O Ministério Público Federal (MPF) ajuizou ação em caráter de urgência com pedido de proteção imediata das famílias extrativistas catadoras de mangaba do Município de Aracaju, no Bairro 17 de Março. A área de 236.218,96 metros quadrados doada ao município pela União detém a última reserva extensa de mangabeiras da cidade, onde estima-se, existam quase 5 mil árvores de vegetação nativa, além de nascentes e lagoas.
Na ação, o MPF afirma que a concessão do direito à moradia para os antigos ocupantes da área é extremamente necessária e o que o órgão já tinha ajuizado ação no passado para garantir esse direito. O MPF argumenta, no entanto, que a implantação do Projeto Habitacional Irmã Dulce dos Pobres, da Prefeitura de Aracaju, no bairro Santa Maria, da forma como está sendo feito, é um risco para a comunidade e para o meio ambiente.
Além disso, a implantação do projeto habitacional desobedece decisão judicial no processo que trata da ocupação urbana da Zona de Expansão de Aracaju, no qual a Justiça Federal determinou a proibição de qualquer obra na região até que sejam concluídos os trabalhos de macro e micro drenagem e instalação de sistema de esgotamento sanitário naquela parte da cidade. Trata-se de área com lençol freático aflorante, muitas lagoas e cordões dunares, o que leva a alagamentos constantes na região, resultado da ocupação desordenada e mal planejada.
Em um documento extenso e detalhado, o Ministério Público Federal enumera as irregularidades do processo de doação do terreno e do início da construção do empreendimento. O MPF age com o respaldo em documentações da Empresa Brasileira de Pesquisa Agropecuária (Embrapa) além de documentos do Ministério da Mulher, da Família e dos Direitos Humanos, que informou a inclusão dos catadores de mangaba no Programa de Proteção aos Defensores de Direitos Humanos.

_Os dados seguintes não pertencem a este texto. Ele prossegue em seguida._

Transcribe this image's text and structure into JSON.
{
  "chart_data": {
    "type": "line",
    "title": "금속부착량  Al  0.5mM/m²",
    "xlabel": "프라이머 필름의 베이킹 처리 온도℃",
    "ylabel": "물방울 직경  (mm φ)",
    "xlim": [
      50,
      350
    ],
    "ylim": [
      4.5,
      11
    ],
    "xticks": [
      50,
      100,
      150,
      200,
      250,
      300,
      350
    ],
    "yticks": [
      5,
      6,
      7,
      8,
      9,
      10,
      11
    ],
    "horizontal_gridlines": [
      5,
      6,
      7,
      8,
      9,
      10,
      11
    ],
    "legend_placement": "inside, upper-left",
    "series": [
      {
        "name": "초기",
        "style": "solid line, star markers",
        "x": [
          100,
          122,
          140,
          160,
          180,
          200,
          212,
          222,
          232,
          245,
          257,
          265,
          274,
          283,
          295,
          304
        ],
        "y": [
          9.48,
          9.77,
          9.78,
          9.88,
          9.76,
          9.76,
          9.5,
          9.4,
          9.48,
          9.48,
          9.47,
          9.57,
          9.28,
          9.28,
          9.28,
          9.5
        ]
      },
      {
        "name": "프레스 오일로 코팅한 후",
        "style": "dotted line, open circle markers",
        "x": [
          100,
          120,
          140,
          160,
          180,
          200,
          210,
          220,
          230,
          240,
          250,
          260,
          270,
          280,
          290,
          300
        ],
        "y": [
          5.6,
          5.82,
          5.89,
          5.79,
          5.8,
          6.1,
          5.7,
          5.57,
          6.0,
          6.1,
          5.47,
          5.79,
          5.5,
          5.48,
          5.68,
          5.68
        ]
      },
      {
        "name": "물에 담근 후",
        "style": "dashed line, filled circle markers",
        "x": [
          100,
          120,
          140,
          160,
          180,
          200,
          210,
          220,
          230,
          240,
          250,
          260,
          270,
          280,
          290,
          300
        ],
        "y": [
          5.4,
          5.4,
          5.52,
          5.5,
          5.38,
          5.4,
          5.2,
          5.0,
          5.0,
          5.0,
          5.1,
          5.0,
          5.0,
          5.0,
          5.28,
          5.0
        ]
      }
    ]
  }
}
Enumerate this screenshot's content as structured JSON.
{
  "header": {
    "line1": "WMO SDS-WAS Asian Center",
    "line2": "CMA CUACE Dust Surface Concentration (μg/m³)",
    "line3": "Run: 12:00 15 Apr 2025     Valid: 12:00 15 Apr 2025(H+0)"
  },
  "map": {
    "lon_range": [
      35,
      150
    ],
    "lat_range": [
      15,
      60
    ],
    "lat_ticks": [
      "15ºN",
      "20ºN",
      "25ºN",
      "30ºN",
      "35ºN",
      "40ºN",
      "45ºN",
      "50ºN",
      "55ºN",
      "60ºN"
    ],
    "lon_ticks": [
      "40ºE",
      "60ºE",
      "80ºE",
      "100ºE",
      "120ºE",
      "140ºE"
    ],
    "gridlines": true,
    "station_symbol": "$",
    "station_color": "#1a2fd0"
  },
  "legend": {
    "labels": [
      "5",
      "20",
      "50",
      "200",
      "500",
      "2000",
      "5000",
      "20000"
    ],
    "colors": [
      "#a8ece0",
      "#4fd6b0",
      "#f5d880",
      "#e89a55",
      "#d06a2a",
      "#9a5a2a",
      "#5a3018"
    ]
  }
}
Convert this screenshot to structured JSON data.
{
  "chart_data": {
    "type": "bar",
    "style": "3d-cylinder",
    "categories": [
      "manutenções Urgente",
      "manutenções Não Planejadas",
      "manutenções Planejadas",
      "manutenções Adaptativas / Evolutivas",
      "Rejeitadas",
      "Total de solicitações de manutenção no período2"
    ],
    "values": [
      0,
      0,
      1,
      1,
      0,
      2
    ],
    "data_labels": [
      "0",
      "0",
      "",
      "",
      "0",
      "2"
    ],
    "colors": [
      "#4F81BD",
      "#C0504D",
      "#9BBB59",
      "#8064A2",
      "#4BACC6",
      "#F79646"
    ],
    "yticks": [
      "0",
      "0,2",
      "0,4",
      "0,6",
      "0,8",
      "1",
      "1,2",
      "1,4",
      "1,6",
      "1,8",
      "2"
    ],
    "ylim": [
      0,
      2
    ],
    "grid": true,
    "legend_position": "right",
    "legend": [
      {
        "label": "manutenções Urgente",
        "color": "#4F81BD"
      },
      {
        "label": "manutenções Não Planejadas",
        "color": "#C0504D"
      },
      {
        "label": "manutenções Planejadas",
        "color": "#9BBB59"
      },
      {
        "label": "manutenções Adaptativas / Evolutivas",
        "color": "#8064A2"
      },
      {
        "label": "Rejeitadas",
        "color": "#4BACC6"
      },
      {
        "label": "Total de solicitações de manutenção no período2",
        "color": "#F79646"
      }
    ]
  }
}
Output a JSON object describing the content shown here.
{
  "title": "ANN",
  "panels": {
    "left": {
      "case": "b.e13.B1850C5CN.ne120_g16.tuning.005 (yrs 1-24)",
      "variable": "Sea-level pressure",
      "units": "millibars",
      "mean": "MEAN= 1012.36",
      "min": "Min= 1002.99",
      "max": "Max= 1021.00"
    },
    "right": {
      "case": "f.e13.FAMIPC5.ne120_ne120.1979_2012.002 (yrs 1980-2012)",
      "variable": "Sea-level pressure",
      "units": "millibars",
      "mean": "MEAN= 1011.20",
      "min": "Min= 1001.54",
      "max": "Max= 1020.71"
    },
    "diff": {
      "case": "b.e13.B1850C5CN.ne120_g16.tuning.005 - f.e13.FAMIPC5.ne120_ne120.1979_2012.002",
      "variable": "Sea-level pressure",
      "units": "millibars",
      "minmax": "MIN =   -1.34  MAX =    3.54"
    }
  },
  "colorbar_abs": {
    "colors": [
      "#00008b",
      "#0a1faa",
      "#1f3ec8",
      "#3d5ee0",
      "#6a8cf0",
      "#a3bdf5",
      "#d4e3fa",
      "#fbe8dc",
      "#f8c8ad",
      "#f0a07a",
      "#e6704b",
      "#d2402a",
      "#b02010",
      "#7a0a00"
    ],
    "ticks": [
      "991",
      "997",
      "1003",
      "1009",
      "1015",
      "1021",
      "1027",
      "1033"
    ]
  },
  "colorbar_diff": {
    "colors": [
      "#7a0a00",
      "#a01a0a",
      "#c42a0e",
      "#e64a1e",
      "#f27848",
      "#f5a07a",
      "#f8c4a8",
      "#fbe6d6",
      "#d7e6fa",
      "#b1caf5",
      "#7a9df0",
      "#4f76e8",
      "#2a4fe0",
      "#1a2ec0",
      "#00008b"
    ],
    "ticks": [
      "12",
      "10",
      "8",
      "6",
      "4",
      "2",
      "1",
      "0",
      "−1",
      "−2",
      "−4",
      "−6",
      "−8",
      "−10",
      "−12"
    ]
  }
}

Também respaldam a atuação do MPF nessa ação análises periciais realizadas por peritos enviados de Brasília pelos órgãos superiores componentes das Câmaras de Meio Ambiente e Patrimônio Cultural do MPF (4CCR) e Populações Indígenas e Comunidades Tradicionais (6CCR), responsáveis pela áreas de proteção ao meio ambiente, patrimônio cultural e comunidades tradicionais
Ao longo de toda a argumentação, o MPF enfatiza a necessidade de compatibilizar o direito da população catadora de mangaba com o direito à moradia digna para as famílias hipossuficientes de Aracaju, que faziam parte de uma ocupação que ficou conhecida como “Invasão das Mangabeiras”.
A ação afirma que há áreas e projetos alternativos que seriam viáveis e aptos a contemplar os interesses dos dois grupos vulneráveis, de modo menos danoso para o meio ambiente e mais vantajoso para a comunidade dos bairros 17 de Março e Santa Maria, garantindo a continuidade do modo de vida e subsistência dos catadores e catadoras de mangaba.
São réus na ação a Prefeitura de Aracaju, a Empresa Municipal de Obras e Urbanização (Emurb), a Caixa Econômica Federal e a União.
Área das Mangabeiras
A região, conhecida como Mangabeiras, fica entre os bairros Santa Maria e 17 de março e, a partir dos anos 60, passou a ser utilizada por um grupo de famílias que se dedica à catação de mangaba. As famílias não moram no local mas, há pelo menos cinco décadas, cuidam dos terrenos e do manejo das mangabeiras nativas.
A atividade extrativista corresponde a pelo menos 60% da renda dessas famílias. A caracterização da comunidade tradicional, de acordo com o MPF, foi confirmada em diversos documentos, como o estudo “Mapa do Extrativismo da Mangaba no Litoral de Sergipe”, da Embrapa, que teve edições em 2010 e 2017, pelo Centro Nacional de Pesquisa e Conservação da Sociobiodiversidade (CNPT) e por relatórios realizados por analistas periciais em Biologia e Antropologia da Procuradoria Geral da República (PGR).
A ação tramita na 1ª Vara da Justiça Federal com o número 0803409-82.2020.4.05.8500.